It wasn’t a fairytale beginning, (how could it be?) since my father had died the year before; my uncle was walking me down the aisle to meet my soon-to-be husband. But I do remember thinking, as I stood under the Chuppah, fairytale beginning or not, that someday, Bruce and I will be married 5 years, 10 years, 15 years, and that seemed so far in the future, I could imagine nothing more. I envisioned children, vaguely saw a home, white picket fence or not, a place where we would grow as a family. I was excited to begin a life, with the love of my life, and “living happily ever after” was floating around me like the diaphanous layers of my dress and veil.

So how can it be that we are now married 51 years, have raised two beautiful daughters, who have wonderful families of their own, and we still feel the warm sensation of loving each other dearly? Fifteen years, in the snap of a finger, became 51. Our grandchildren are all teenagers, three will be in college within the next few years. I have no ability to wrap my head around the passage of time, but I can say that there is something daunting about acknowledging the passage as even our daughters and sons-in-law are watching their children spread their wings, ready to fly.

Many of you know that I met Bruce when I was merely 14 years old, and he had just turned 16. Both my mother, and his father, told us, as young as we were, that we had met our future spouse. What they saw in us, I cannot be certain, but prescient as they were, I would like to believe it was in our eyes as we spoke of each other.
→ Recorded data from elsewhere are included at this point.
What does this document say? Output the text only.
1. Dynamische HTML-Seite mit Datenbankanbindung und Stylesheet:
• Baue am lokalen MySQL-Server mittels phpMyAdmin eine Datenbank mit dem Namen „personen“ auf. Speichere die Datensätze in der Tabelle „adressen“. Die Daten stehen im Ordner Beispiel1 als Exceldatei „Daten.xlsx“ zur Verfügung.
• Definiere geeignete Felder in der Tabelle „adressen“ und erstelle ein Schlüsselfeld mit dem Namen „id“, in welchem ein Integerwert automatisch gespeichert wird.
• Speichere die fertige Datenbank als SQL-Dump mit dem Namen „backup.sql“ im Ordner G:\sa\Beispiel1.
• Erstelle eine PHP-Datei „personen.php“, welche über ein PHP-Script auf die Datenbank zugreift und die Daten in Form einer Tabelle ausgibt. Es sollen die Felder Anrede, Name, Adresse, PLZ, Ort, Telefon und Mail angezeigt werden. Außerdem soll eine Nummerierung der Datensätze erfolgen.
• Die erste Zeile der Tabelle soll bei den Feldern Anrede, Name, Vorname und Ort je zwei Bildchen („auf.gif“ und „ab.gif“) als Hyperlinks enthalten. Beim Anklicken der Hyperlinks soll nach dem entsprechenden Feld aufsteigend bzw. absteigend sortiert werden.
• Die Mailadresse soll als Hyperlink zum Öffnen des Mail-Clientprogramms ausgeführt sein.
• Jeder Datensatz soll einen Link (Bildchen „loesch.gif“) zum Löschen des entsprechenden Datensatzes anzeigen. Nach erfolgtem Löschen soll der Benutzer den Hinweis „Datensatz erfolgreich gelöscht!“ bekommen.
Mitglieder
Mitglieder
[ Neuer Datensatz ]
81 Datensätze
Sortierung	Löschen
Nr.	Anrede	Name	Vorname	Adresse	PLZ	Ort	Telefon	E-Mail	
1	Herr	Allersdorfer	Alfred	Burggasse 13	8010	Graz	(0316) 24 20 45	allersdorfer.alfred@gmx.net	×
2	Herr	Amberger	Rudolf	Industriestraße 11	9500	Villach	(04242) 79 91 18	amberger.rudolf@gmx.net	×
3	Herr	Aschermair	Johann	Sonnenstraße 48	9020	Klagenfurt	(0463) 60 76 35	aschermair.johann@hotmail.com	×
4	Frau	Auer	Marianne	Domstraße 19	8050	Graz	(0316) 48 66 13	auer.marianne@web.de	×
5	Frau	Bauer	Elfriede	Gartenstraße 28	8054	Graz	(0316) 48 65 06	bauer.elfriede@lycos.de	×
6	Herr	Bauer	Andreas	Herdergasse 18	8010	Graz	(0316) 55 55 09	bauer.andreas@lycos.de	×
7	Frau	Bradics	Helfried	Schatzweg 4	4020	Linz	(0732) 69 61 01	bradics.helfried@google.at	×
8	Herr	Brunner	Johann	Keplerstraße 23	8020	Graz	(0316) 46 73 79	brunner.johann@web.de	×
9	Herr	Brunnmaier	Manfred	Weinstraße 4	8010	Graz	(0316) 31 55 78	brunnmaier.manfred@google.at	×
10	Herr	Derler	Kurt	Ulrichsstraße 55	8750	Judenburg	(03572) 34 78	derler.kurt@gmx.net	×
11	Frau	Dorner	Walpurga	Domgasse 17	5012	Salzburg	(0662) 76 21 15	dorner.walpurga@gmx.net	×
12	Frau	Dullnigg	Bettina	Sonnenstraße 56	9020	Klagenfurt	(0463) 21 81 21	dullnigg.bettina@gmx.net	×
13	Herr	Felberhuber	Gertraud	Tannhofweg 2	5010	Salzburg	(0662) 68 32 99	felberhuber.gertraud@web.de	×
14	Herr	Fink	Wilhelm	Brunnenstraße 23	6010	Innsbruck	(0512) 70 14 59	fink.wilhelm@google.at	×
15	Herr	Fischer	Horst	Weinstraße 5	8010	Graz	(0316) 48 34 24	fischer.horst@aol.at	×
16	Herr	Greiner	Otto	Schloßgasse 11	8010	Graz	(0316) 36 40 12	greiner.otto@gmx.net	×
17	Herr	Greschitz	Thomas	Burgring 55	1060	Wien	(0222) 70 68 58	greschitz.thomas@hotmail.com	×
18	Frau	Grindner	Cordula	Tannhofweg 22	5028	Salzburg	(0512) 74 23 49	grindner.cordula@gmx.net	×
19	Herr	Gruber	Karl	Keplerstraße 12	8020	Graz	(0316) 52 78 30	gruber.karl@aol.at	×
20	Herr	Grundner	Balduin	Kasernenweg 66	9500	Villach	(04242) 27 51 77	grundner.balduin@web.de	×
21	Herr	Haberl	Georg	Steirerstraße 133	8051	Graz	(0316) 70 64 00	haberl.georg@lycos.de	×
What nobody knew was how challenging our lives would become when I entered the terrifying world of bowel issues. “Til death do us part,” took on significant meaning more than once, and Bruce was always by my side, always holding my hand, always my champion and my advocate. Trips to the Mayo Clinic in Minnesota, hospitals in New York, emergency rooms, waiting rooms while I was in the operating rooms, calls to our family and friends, maintaining his law practice all the while so as not to let down his clients and employees, he did it all. When I was in the hospital, he was there two, and sometimes three times a day.

The day I returned from the hospital following my ileostomy, I cried as I saw my reflection after my shower, (my clear pouch covering half of my right leg filled and visible) and fell to the floor in the bathroom. I felt terribly disfigured, and flawed, irreparably scarred. Bruce held me, told me he was “in awe” of my bravery, and helped me dress in a nightgown.

He has never let me down! I hope never to let him down. We appreciate our gift of each other. And 51 years after that young bride walked down the aisle to her own Prince Charming, this senior citizen gratefully acknowledges that although there are no real fairytales, this is what “living happily ever after” really looks like.